Par conséquent, il est fréquent que les mères de nourrissons de 4 mois reçoivent des échantillons de laits de suite et d’aliments de complément. Il est également courant que les parents reçoivent des informations contradictoires, y compris de la part des professionnels de santé. Ces derniers n’ont en effet pas suffisamment accès à une formation sur l’allaitement qui ne soit organisée en collaboration avec le lobby industriel et ils se retrouvent souvent face à des situations de conflits d’intérêt engendrées par les liens financiers étroits existants entre leurs associations professionnelles et l’industrie alimentaire pour bébés.

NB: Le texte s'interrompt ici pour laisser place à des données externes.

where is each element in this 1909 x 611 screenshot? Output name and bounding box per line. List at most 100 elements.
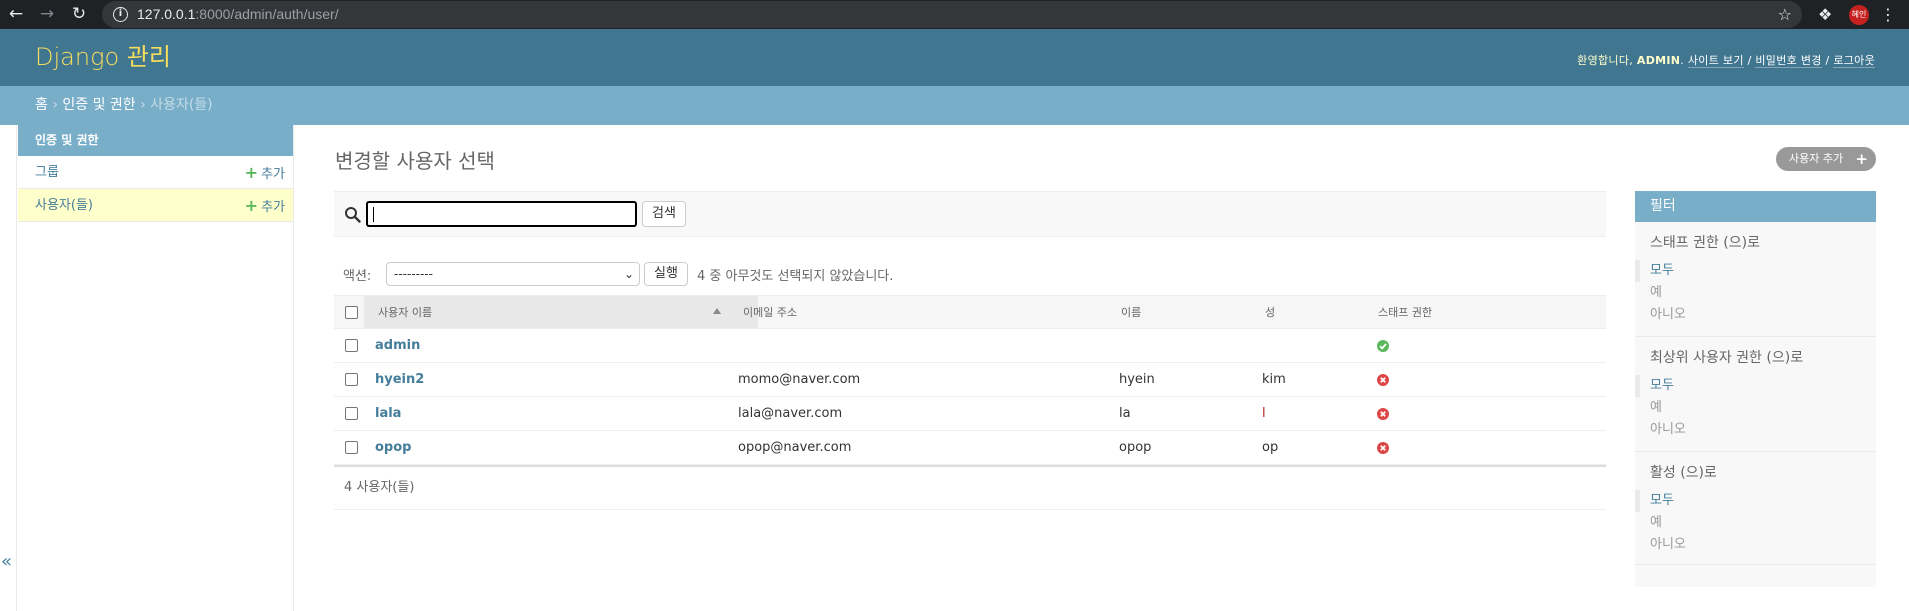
email-cell: lala@naver.com [738, 406, 843, 421]
add-label: 추가 [261, 200, 285, 215]
yes-check-icon [1377, 340, 1389, 352]
url-host: 127.0.0.1 [137, 6, 196, 22]
column-header-first-name[interactable]: 이름 [1121, 296, 1141, 329]
breadcrumb-home[interactable]: 홈 [35, 97, 48, 113]
selection-counter: 4 중 아무것도 선택되지 않았습니다. [697, 269, 894, 284]
row-checkbox[interactable] [345, 373, 358, 386]
table-row: opop opop@naver.com opop op [334, 431, 1606, 465]
row-checkbox[interactable] [345, 339, 358, 352]
text-caret [373, 207, 374, 222]
filter-option[interactable]: 아니오 [1635, 419, 1876, 441]
username-link[interactable]: opop [375, 431, 411, 464]
filter-option[interactable]: 모두 [1635, 260, 1876, 282]
filter-option[interactable]: 모두 [1635, 490, 1876, 512]
sidebar-module-caption[interactable]: 인증 및 권한 [18, 125, 293, 156]
last-name-cell: l [1262, 406, 1266, 421]
paginator: 4 사용자(들) [334, 471, 1606, 510]
sidebar-item-groups[interactable]: 그룹 + 추가 [18, 156, 293, 189]
filter-option[interactable]: 예 [1635, 282, 1876, 304]
username: ADMIN [1636, 54, 1681, 67]
results-table: 사용자 이름 이메일 주소 이름 성 스태프 권한 admin hyein2 mom… [334, 295, 1606, 467]
profile-avatar[interactable]: 혜인 [1849, 5, 1869, 25]
filter-group-title: 최상위 사용자 권한 (으)로 [1650, 350, 1804, 366]
select-all-checkbox[interactable] [345, 306, 358, 319]
breadcrumb-app[interactable]: 인증 및 권한 [62, 97, 135, 113]
search-button[interactable]: 검색 [642, 201, 686, 227]
filter-option[interactable]: 예 [1635, 397, 1876, 419]
table-header: 사용자 이름 이메일 주소 이름 성 스태프 권한 [334, 295, 1606, 329]
logout-link[interactable]: 로그아웃 [1833, 54, 1875, 68]
username-link[interactable]: lala [375, 397, 401, 430]
table-bottom-border [334, 465, 1606, 467]
filter-groups: 스태프 권한 (으)로 모두 예 아니오 최상위 사용자 권한 (으)로 모두 예 아니오 활성… [1635, 222, 1876, 565]
column-header-email[interactable]: 이메일 주소 [743, 296, 797, 329]
plus-icon: + [1855, 150, 1868, 168]
sidebar-add-group-link[interactable]: + 추가 [245, 156, 285, 191]
reload-icon[interactable]: ↻ [67, 0, 91, 29]
address-text[interactable]: 127.0.0.1:8000/admin/auth/user/ [137, 1, 339, 28]
first-name-cell: opop [1119, 440, 1152, 455]
sidebar-item-users[interactable]: 사용자(들) + 추가 [18, 189, 293, 222]
view-site-link[interactable]: 사이트 보기 [1687, 54, 1744, 68]
no-x-icon [1377, 374, 1389, 386]
table-body: admin hyein2 momo@naver.com hyein kim lala lal… [334, 329, 1606, 465]
welcome-text: 환영합니다, [1577, 54, 1634, 67]
page-title: 변경할 사용자 선택 [335, 149, 495, 173]
filter-group-title: 스태프 권한 (으)로 [1650, 235, 1760, 251]
browser-menu-icon[interactable]: ⋮ [1880, 0, 1896, 29]
row-checkbox[interactable] [345, 407, 358, 420]
collapse-chevron-icon[interactable]: « [1, 551, 12, 572]
filter-group: 최상위 사용자 권한 (으)로모두 예 아니오 [1635, 337, 1876, 452]
email-cell: opop@naver.com [738, 440, 852, 455]
sidebar-item-label[interactable]: 그룹 [35, 165, 59, 180]
filter-option[interactable]: 아니오 [1635, 534, 1876, 556]
bookmark-star-icon[interactable]: ☆ [1778, 1, 1792, 28]
address-bar[interactable]: i 127.0.0.1:8000/admin/auth/user/ ☆ [102, 1, 1802, 28]
column-header-username[interactable]: 사용자 이름 [378, 296, 432, 329]
site-branding[interactable]: Django 관리 [35, 29, 171, 86]
search-icon [345, 207, 361, 223]
table-row: hyein2 momo@naver.com hyein kim [334, 363, 1606, 397]
action-label: 액션: [343, 269, 372, 284]
password-change-link[interactable]: 비밀번호 변경 [1755, 54, 1822, 68]
action-select[interactable]: --------- ⌄ [386, 262, 640, 286]
table-row: lala lala@naver.com la l [334, 397, 1606, 431]
user-tools: 환영합니다, ADMIN. 사이트 보기 / 비밀번호 변경 / 로그아웃 [1577, 54, 1875, 68]
add-label: 추가 [261, 167, 285, 182]
site-info-icon[interactable]: i [113, 7, 128, 22]
plus-icon: + [244, 196, 259, 215]
action-go-button[interactable]: 실행 [644, 262, 688, 286]
changelist-filter: 필터 스태프 권한 (으)로 모두 예 아니오 최상위 사용자 권한 (으)로 모두 예 아니… [1635, 191, 1876, 587]
search-input[interactable] [366, 201, 637, 227]
forward-arrow-icon[interactable]: → [35, 0, 59, 29]
filter-option[interactable]: 예 [1635, 512, 1876, 534]
table-row: admin [334, 329, 1606, 363]
plus-icon: + [244, 163, 259, 182]
filter-option[interactable]: 모두 [1635, 375, 1876, 397]
url-path: :8000/admin/auth/user/ [195, 6, 339, 22]
last-name-cell: kim [1262, 372, 1286, 387]
breadcrumb-current: 사용자(들) [150, 97, 213, 113]
back-arrow-icon[interactable]: ← [4, 0, 28, 29]
filter-option[interactable]: 아니오 [1635, 304, 1876, 326]
email-cell: momo@naver.com [738, 372, 861, 387]
action-selected-value: --------- [394, 267, 433, 281]
sidebar-toggle[interactable]: « [0, 125, 17, 611]
extensions-puzzle-icon[interactable]: ❖ [1818, 0, 1832, 29]
breadcrumb: 홈 › 인증 및 권한 › 사용자(들) [0, 86, 1909, 125]
filter-group: 스태프 권한 (으)로모두 예 아니오 [1635, 222, 1876, 337]
sidebar-add-user-link[interactable]: + 추가 [245, 189, 285, 224]
filter-group: 활성 (으)로 모두 예 아니오 [1635, 452, 1876, 565]
row-checkbox[interactable] [345, 441, 358, 454]
no-x-icon [1377, 408, 1389, 420]
add-user-button[interactable]: 사용자 추가 + [1776, 147, 1876, 171]
chevron-down-icon: ⌄ [623, 267, 634, 281]
column-header-staff[interactable]: 스태프 권한 [1378, 296, 1432, 329]
last-name-cell: op [1262, 440, 1279, 455]
add-user-label: 사용자 추가 [1789, 152, 1844, 165]
sidebar-item-label[interactable]: 사용자(들) [35, 198, 93, 213]
column-header-last-name[interactable]: 성 [1265, 296, 1275, 329]
username-link[interactable]: admin [375, 329, 420, 362]
username-link[interactable]: hyein2 [375, 363, 424, 396]
sort-ascending-icon[interactable] [713, 308, 721, 314]
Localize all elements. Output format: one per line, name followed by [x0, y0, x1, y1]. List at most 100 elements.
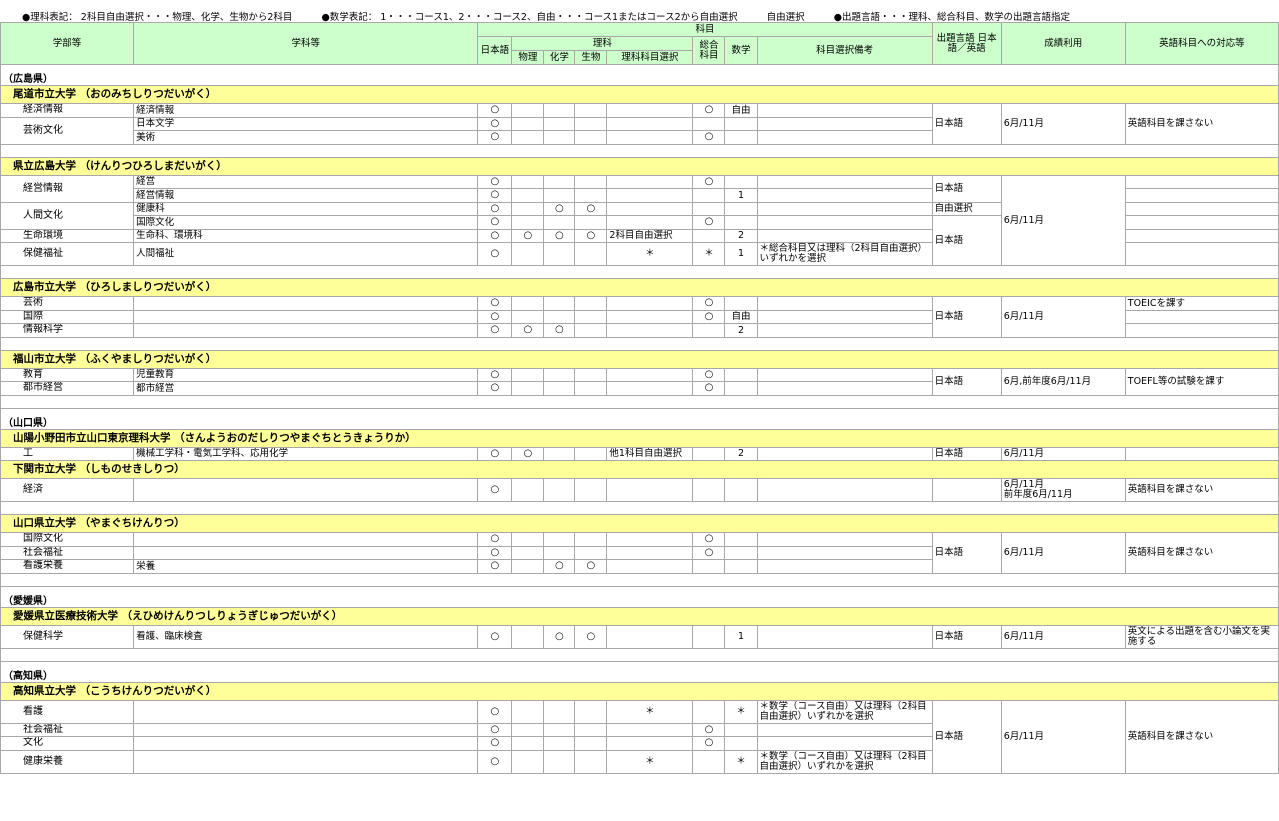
pref-hiroshima: （広島県） — [0, 64, 1279, 86]
mark: ＊ — [606, 699, 694, 724]
mark: ○ — [477, 749, 513, 774]
mark: ○ — [477, 736, 513, 751]
language: 日本語 — [931, 367, 1002, 396]
header-rika-kamoku: 理科科目選択 — [606, 50, 694, 65]
math: 1 — [724, 242, 758, 266]
header-kamoku: 科目 — [477, 22, 933, 37]
language: 日本語 — [931, 532, 1002, 574]
table-row: 経営情報 経営 ○ ○ 日本語 6月/11月 — [0, 174, 1279, 266]
score-use: 6月/11月 — [1000, 103, 1126, 145]
mark: ○ — [692, 736, 726, 751]
language: 日本語 — [931, 174, 1002, 203]
uni-yamaguchi-kenritsu: 山口県立大学 （やまぐちけんりつ） — [0, 514, 1279, 533]
score-use-2: 前年度6月/11月 — [1003, 489, 1073, 500]
mark: ○ — [477, 545, 513, 560]
mark: ○ — [574, 201, 608, 216]
header-gakka: 学科等 — [133, 22, 479, 65]
table-row: 看護 ○ ＊ ＊ ＊数学（コース自由）又は理科（2科目自由選択）いずれかを選択 … — [0, 699, 1279, 774]
faculty: 経営情報 — [0, 174, 135, 203]
department: 経済情報 — [133, 103, 479, 118]
mark: ○ — [511, 323, 545, 338]
table-row: 工 機械工学科・電気工学科、応用化学 ○ ○ 他1科目自由選択 2 日本語 6月… — [0, 446, 1279, 461]
mark: ○ — [543, 323, 576, 338]
language: 日本語 — [931, 215, 1002, 266]
rika-select: 他1科目自由選択 — [606, 446, 694, 461]
faculty: 保健福祉 — [0, 242, 135, 266]
mark: ○ — [477, 559, 513, 574]
mark: ○ — [477, 309, 513, 324]
faculty: 教育 — [0, 367, 135, 382]
faculty: 文化 — [0, 736, 135, 751]
faculty: 芸術文化 — [0, 116, 135, 145]
uni-sanyo: 山陽小野田市立山口東京理科大学 （さんようおのだしりつやまぐちとうきょうりか） — [0, 428, 1279, 448]
university-table: 学部等 学科等 科目 出題言語 日本語／英語 成績利用 英語科目への対応等 日本… — [0, 22, 1279, 774]
math: 2 — [724, 323, 758, 338]
mark: ○ — [692, 296, 726, 311]
mark: ○ — [692, 722, 726, 737]
mark: ○ — [477, 722, 513, 737]
mark: ○ — [477, 130, 513, 145]
mark: ○ — [692, 532, 726, 547]
header-eigo: 英語科目への対応等 — [1124, 22, 1279, 65]
header-sugaku: 数学 — [724, 36, 758, 65]
faculty: 看護栄養 — [0, 559, 135, 574]
language: 日本語 — [931, 296, 1002, 338]
faculty: 国際 — [0, 309, 135, 324]
english: 英語科目を課さない — [1124, 532, 1279, 574]
table-row: 経済情報 経済情報 ○ ○ 自由 日本語 6月/11月 英語科目を課さない — [0, 103, 1279, 145]
header-sogo: 総合科目 — [692, 36, 726, 65]
mark: ○ — [692, 215, 726, 230]
department: 栄養 — [133, 559, 479, 574]
mark: ○ — [543, 559, 576, 574]
note: ＊総合科目又は理科（2科目自由選択）いずれかを選択 — [756, 242, 933, 266]
department: 都市経営 — [133, 381, 479, 396]
department: 生命科、環境科 — [133, 228, 479, 243]
english: 英文による出題を含む小論文を実施する — [1124, 624, 1279, 649]
mark: ○ — [477, 188, 513, 203]
mark: ○ — [574, 228, 608, 243]
header-biko: 科目選択備考 — [756, 36, 933, 65]
mark: ○ — [477, 116, 513, 131]
score-use: 6月/11月 前年度6月/11月 — [1000, 478, 1126, 502]
table-row: 国際文化 ○ ○ 日本語 6月/11月 英語科目を課さない — [0, 532, 1279, 574]
mark: ○ — [477, 201, 513, 216]
mark: ○ — [477, 381, 513, 396]
mark: ＊ — [606, 242, 694, 266]
faculty: 社会福祉 — [0, 545, 135, 560]
mark: ○ — [477, 446, 513, 461]
english: TOEFL等の試験を課す — [1124, 367, 1279, 396]
department: 看護、臨床検査 — [133, 624, 479, 649]
uni-shimonoseki: 下関市立大学 （しものせきしりつ） — [0, 460, 1279, 479]
note: ＊数学（コース自由）又は理科（2科目自由選択）いずれかを選択 — [756, 699, 933, 724]
math: 自由 — [724, 103, 758, 118]
english: 英語科目を課さない — [1124, 478, 1279, 502]
mark: ○ — [477, 215, 513, 230]
mark: ○ — [574, 559, 608, 574]
faculty: 国際文化 — [0, 532, 135, 547]
department: 経営 — [133, 174, 479, 189]
header-nihongo: 日本語 — [477, 36, 513, 65]
faculty: 保健科学 — [0, 624, 135, 649]
header-seiseki: 成績利用 — [1000, 22, 1126, 65]
uni-kenritsu-hiroshima: 県立広島大学 （けんりつひろしまだいがく） — [0, 156, 1279, 176]
mark: ＊ — [724, 699, 758, 724]
mark: ○ — [511, 228, 545, 243]
uni-kochi-kenritsu: 高知県立大学 （こうちけんりつだいがく） — [0, 681, 1279, 701]
mark: ＊ — [692, 242, 726, 266]
score-use: 6月/11月 — [1000, 446, 1126, 461]
department: 児童教育 — [133, 367, 479, 382]
note: ＊数学（コース自由）又は理科（2科目自由選択）いずれかを選択 — [756, 749, 933, 774]
mark: ○ — [477, 367, 513, 382]
mark: ○ — [692, 103, 726, 118]
faculty: 健康栄養 — [0, 749, 135, 774]
mark: ＊ — [606, 749, 694, 774]
score-use: 6月/11月 — [1000, 699, 1126, 774]
mark: ○ — [477, 532, 513, 547]
header-gengo: 出題言語 日本語／英語 — [931, 22, 1002, 65]
department: 健康科 — [133, 201, 479, 216]
mark: ○ — [477, 242, 513, 266]
pref-yamaguchi: （山口県） — [0, 408, 1279, 429]
mark: ○ — [692, 367, 726, 382]
score-use: 6月/11月 — [1000, 296, 1126, 338]
faculty: 経済 — [0, 478, 135, 502]
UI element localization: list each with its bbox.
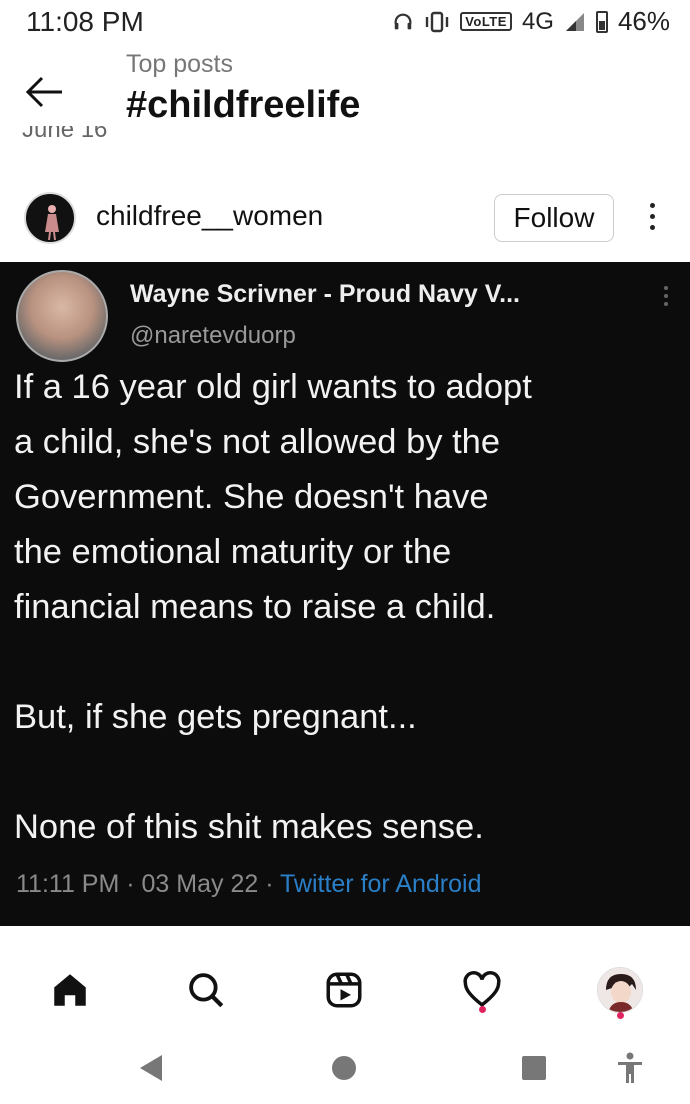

[1] Adoptée par l’Assemblée Mondiale de la Santé en 2002.

[2] Rowe-Murray H.J., Fisher J.R. Baby-friendly hospital practices: cesarean section is a persistent barrier to early initiation of breastfeeding. Birth. 2002 Jun; 29(2): 124. Available at: http://www.ncbi.nlm.nih.gov/pubmed/12000413.

Recommandations à la Suisse :

  • Mettre en place un système de collecte de données sur l’alimentation du nourrisson et du jeune enfant qui permet le suivi des indicateurs internationaux en la matière ;
  • Développer une stratégie nationale cohérente sur l’alimentation du nourrisson et du jeune enfant ;
  • Améliorer les curricula des professionnels de santé et renforcer leur formation, qui devrait être dénuée de conflits d’intérêts  et organisée de manière indépendante de toute influence du lobby alimentaire;
  • Renforcer l’application et le respect du Code international de commercialisation des substituts du lait maternel, et mettre en place un système de suivi indépendant ;
  • Renforcer la mise en œuvre de l’Initiative Hôpitaux Amis des Bébés et inclure le critère « mother-friendly » pour encourager des pratiques plus naturelles autour de la naissance et permettre un meilleur départ à l’allaitement maternel ;
  • Faire en sorte que les compagnies suisses de l’alimentation de l’enfant respectent leurs obligations extraterritoriales et respectent le Code international, dans tous les pays, en conformité avec les Observations générales 15 et 16 émises par le Comité des Droits de l’Enfant.